While I am told the famed 'Monty' from the John Lewis advert is an Adélie Antarctic penguin, the reasons Dr Schwitzer cites for the African penguin crisis could as easily affect that breed as well.
Dr Schwitzer continues: "I have never seen a reduction in a species like this in my career and there seems to be one main reason behind it and that's lack of food."
He explains that there are two reasons for this lack of food. The first is over fishing around Cape Town where there are many colonies and secondly the effect of climate change that has seen the plentiful sardines and anchovies – a penguin's diet – move many kilometres away.
"For adult penguins it's not too bad because they can swim to get food and return but for penguins with children they can only swim a maximum of 20km from their chicks to get food," Dr Schwitzer says. "This results in chicks being abandoned and dying."
So it's just about the penguins re-establishing their colonies where fish are plentiful. Simple. Actually, no.
"When a young penguin becomes adult they go to breed where they came from," Dr Schwitzer says.
"You can't just take a penguin to a new colony because they will just go back to where they came from. Our research at the moment is to find at what point in a penguin's life history they realise their colony of origin and establish a desire to return for breeding. It's then a case of taking penguins bred at a site where they will die unless moved and monitoring them where we place them to see where they return to for breeding to see if we can establish a pattern."

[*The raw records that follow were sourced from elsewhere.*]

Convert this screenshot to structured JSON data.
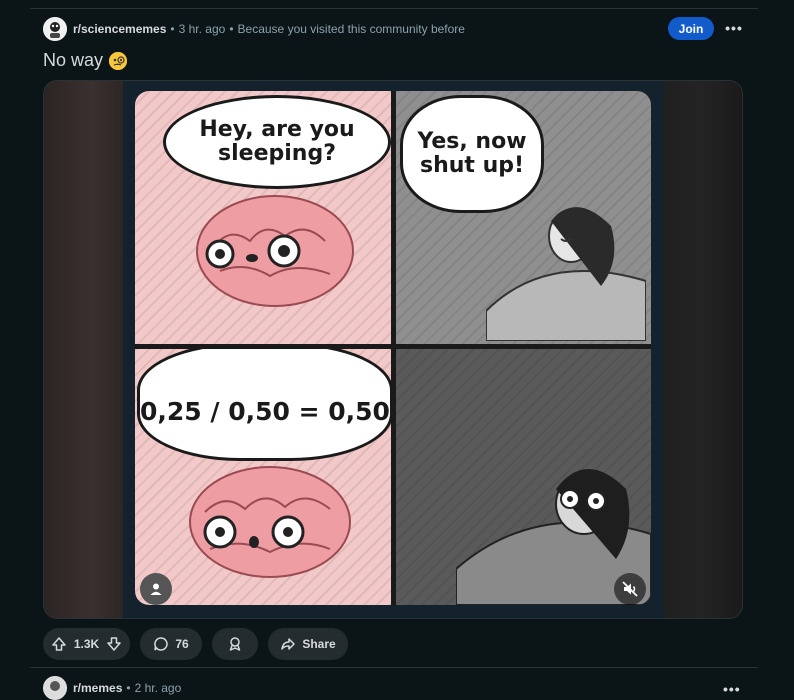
{
  "post": {
    "subreddit": "r/sciencememes",
    "time": "3 hr. ago",
    "reason": "Because you visited this community before",
    "join_label": "Join",
    "more_label": "•••",
    "title": "No way",
    "title_emoji": "face-with-monocle"
  },
  "meme": {
    "panel1_text": "Hey, are you sleeping?",
    "panel2_text": "Yes, now shut up!",
    "panel3_text": "0,25 / 0,50 = 0,50"
  },
  "actions": {
    "vote_count": "1.3K",
    "comments_count": "76",
    "share_label": "Share"
  },
  "next_post": {
    "subreddit": "r/memes",
    "time": "2 hr. ago",
    "more_label": "•••"
  },
  "colors": {
    "background": "#0b1416",
    "join_button": "#115bca",
    "pill": "#252c2f",
    "comic_pink": "#f2c9c8"
  }
}
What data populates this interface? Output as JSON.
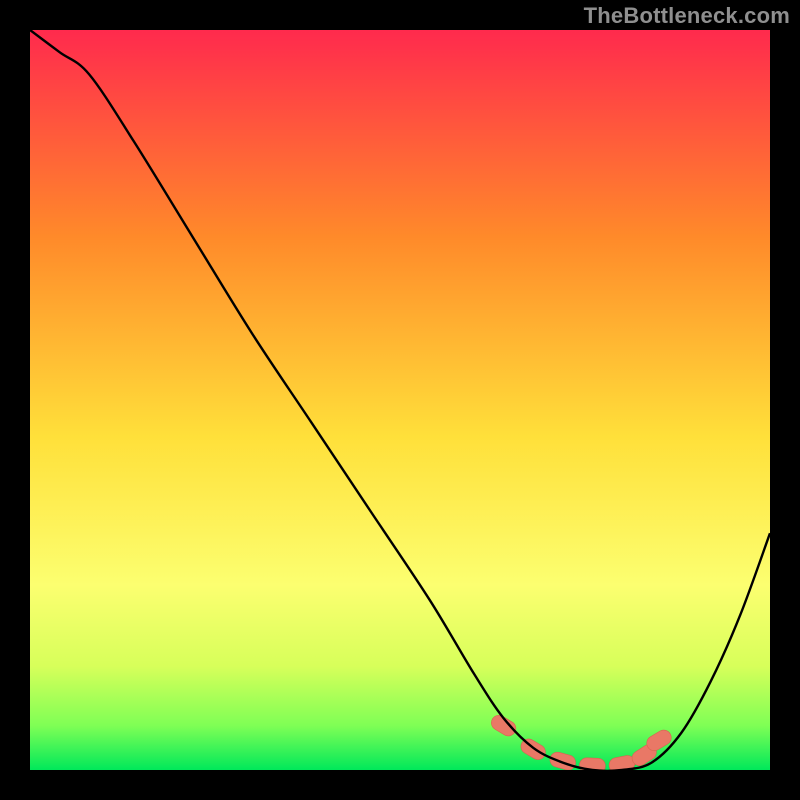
{
  "watermark": "TheBottleneck.com",
  "colors": {
    "background": "#000000",
    "gradient_top": "#ff2a4d",
    "gradient_mid1": "#ff8a2a",
    "gradient_mid2": "#ffe03a",
    "gradient_mid3": "#fcff70",
    "gradient_mid4": "#d7ff5a",
    "gradient_mid5": "#7fff55",
    "gradient_bottom": "#00e85a",
    "curve": "#000000",
    "marker_fill": "#e97866",
    "marker_stroke": "#d9634f"
  },
  "chart_data": {
    "type": "line",
    "title": "",
    "xlabel": "",
    "ylabel": "",
    "xlim": [
      0,
      100
    ],
    "ylim": [
      0,
      100
    ],
    "grid": false,
    "series": [
      {
        "name": "bottleneck-curve",
        "x": [
          0,
          4,
          8,
          14,
          22,
          30,
          38,
          46,
          54,
          60,
          64,
          68,
          72,
          76,
          80,
          84,
          88,
          92,
          96,
          100
        ],
        "values": [
          100,
          97,
          94,
          85,
          72,
          59,
          47,
          35,
          23,
          13,
          7,
          3,
          1,
          0,
          0,
          1,
          5,
          12,
          21,
          32
        ]
      }
    ],
    "markers": {
      "name": "highlight-band",
      "x": [
        64,
        68,
        72,
        76,
        80,
        83,
        85
      ],
      "values": [
        6.0,
        2.8,
        1.2,
        0.6,
        0.8,
        2.0,
        4.0
      ]
    }
  }
}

The mission is a huge team effort with the Bristol Zoological Society working with the Southern African Foundation for the Conservation of Coastal Birds (SANCCOB), The Animal Demography Unit of the University of Cape Town, the South African government, Cape Nature, Robben Island Museum and South African National Parks.
Since 2006, Bristol Zoological Society has been working with SANCCOB to hand-rear abandoned chicks and offer rehabilitation to chicks that have been oiled. Between then and 2013, 2,988 chicks have been rescued by SANCCOB to be hand-reared and of these 77 per cent have been released into the wild and monitored.

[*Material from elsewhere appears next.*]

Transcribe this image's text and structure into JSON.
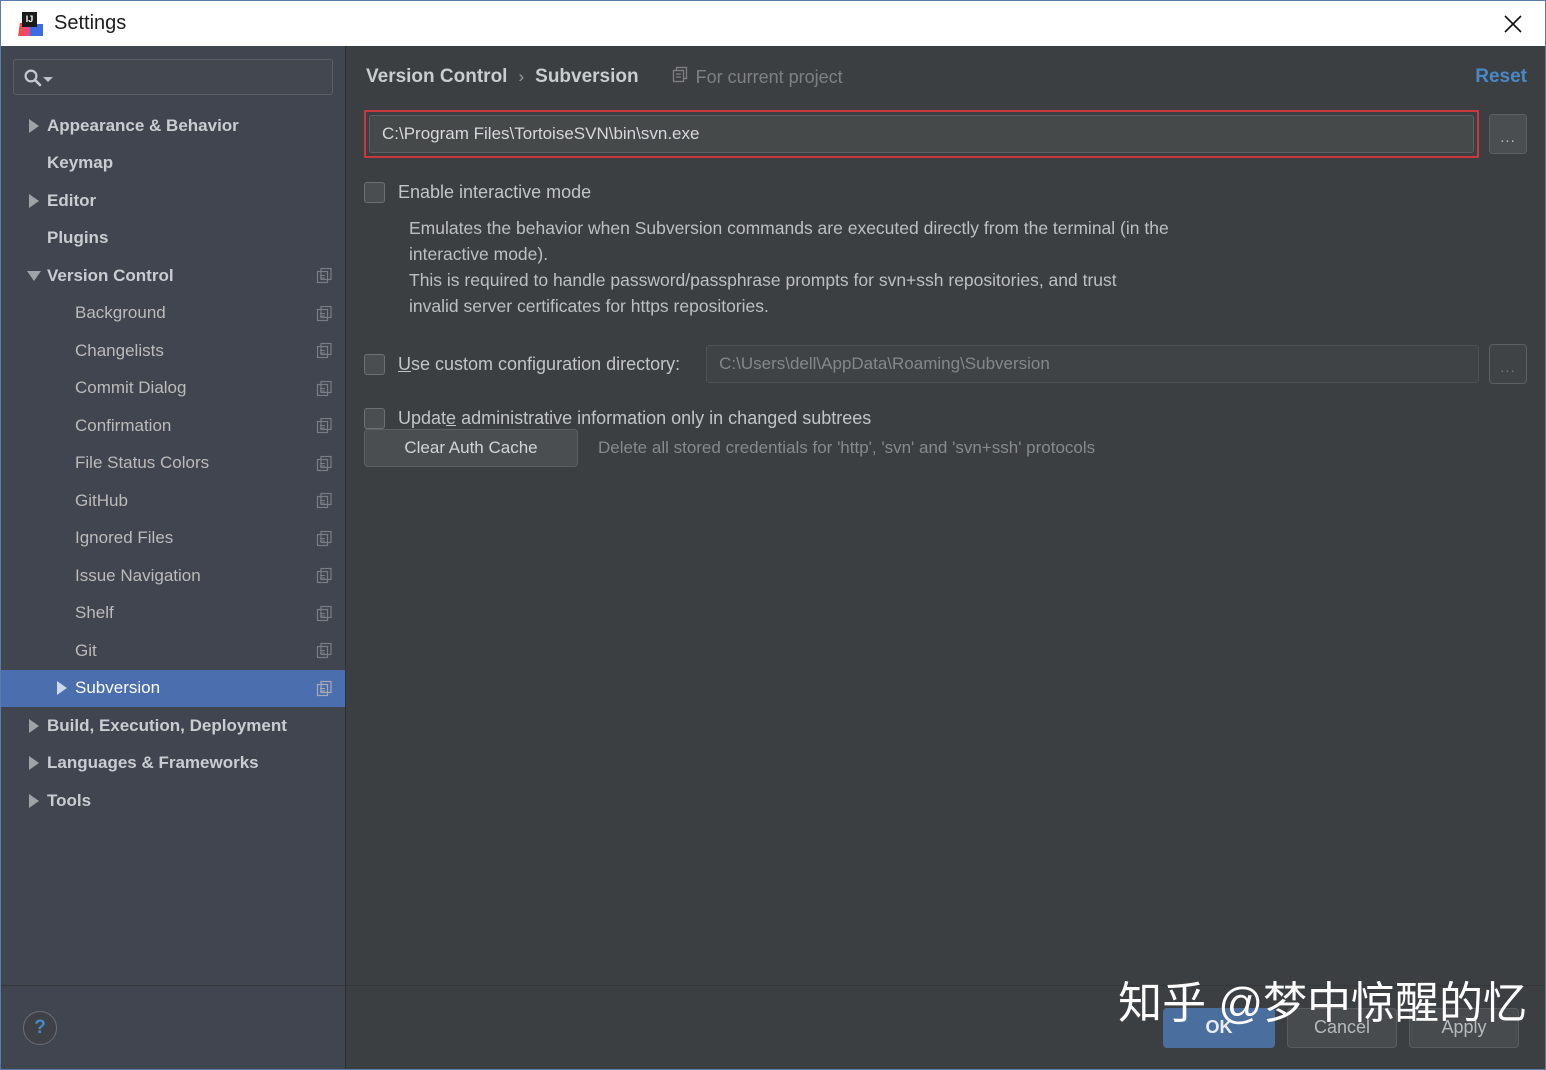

And so far the research indicates that chicks hand-reared after catastrophic oil spills and abandonment had the same survival and reproductive rates when re-introduced to the wild as those naturally reared by their parents. Good news.
"Eventually we will know what we will have to do to establish a new colony in a new place – we are closer to that ultimate goal than ever," Dr Schwitzer says. "Even better the South African government has given us permission to take this forward and a five year action plan is in place to halt this decline. A Bristol Zoo project being made a South African government initiative is something, you can imagine, that I am very proud of."
Dr Grainne McCabe, head of Conservation Science at the Bristol Zoological Society, added: "It is a huge effort to conserve an endangered species such as the African penguin, and every chick is vitally important. "Unless conservation organisations intervene, these chicks will starve to death. As African penguin populations are currently facing a crisis due to a diminished food supply near their nesting colonies, there is a substantial risk that this species could eventually become extinct without action."